# 317 to 18hp Magnum conversion



## 44sackett (Dec 6, 2004)

OK, bought this 317 tractor a couple years ago with no motor(series I motor had blown on previous owner and he had removed it). Finally found a 18hp Magnum on a yard pro tractor and have gotten it installed on the tractor.

Now have some issues with the wiring, hoping to get some ideas on whats going on.
Got tractor to start and run having found instructions on wiring the tractorwith a new ignition switch(kohler 25-099-04) and wired it up per instructions found on WFM. switch wired as follows:

g- ground
S- solenoid---purple
R- Regulator/Rectifier----light green
B- Battery--- red
M- Coil---Pink
A- lights/accesory---yellow

tractor started and ran but when I turned switch to the off position it kept running, finally traced it to the pink wires for the seat switch. Jumped wires as seat/fender pan was removed from tractor. Now tractor starts and then cuts off as it should.

installed pto and pto not working, trace to yellow wire coming from pto switch had been cut at some point in time. wired into the lights/accesory terminal in switch. tractor will now fire but dies when switch is released from start postion to run position. checked pto switch with multimeter and it seems to be working correctly.

Everything else is working normally(lights, etc.) whether the pto is hooked up or not and with pto switch unplugged the tractor runs fine.....just dont want to spend 25-30 bucks on a new pto switch if i dont have too....

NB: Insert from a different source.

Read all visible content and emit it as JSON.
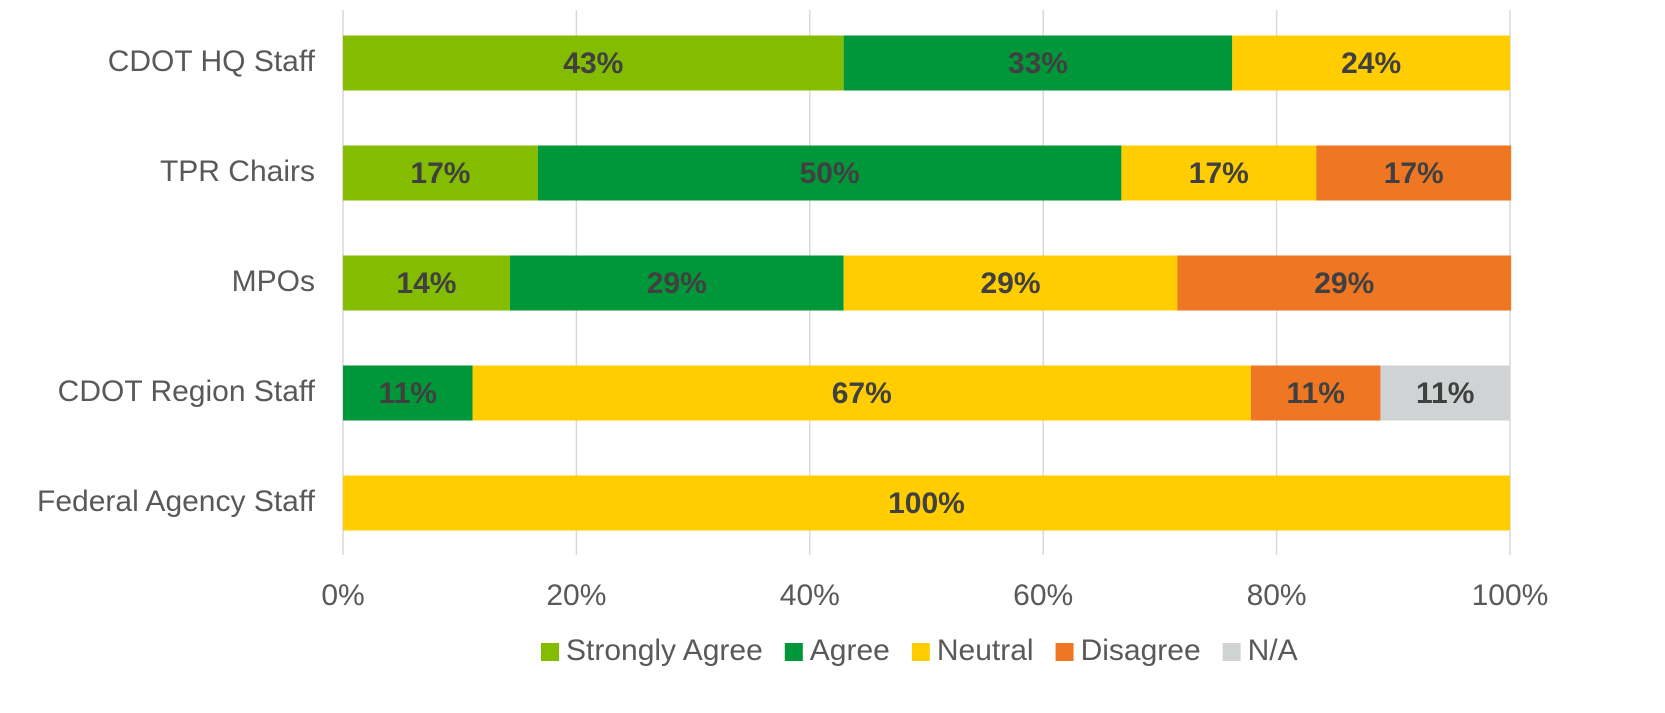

Do i have a bad switch or does the yellow wire from the pto switch hook into something else?? 

thanks in advance for any ideas/suggestions!!!!


----------



## SonnyT (Jan 24, 2011)

Sorry to take so long. According to the Schematic. the PTO yellow wire goes to the IGN post on the switch. The other yellow wire from the Acc. goes to the light switch.


----------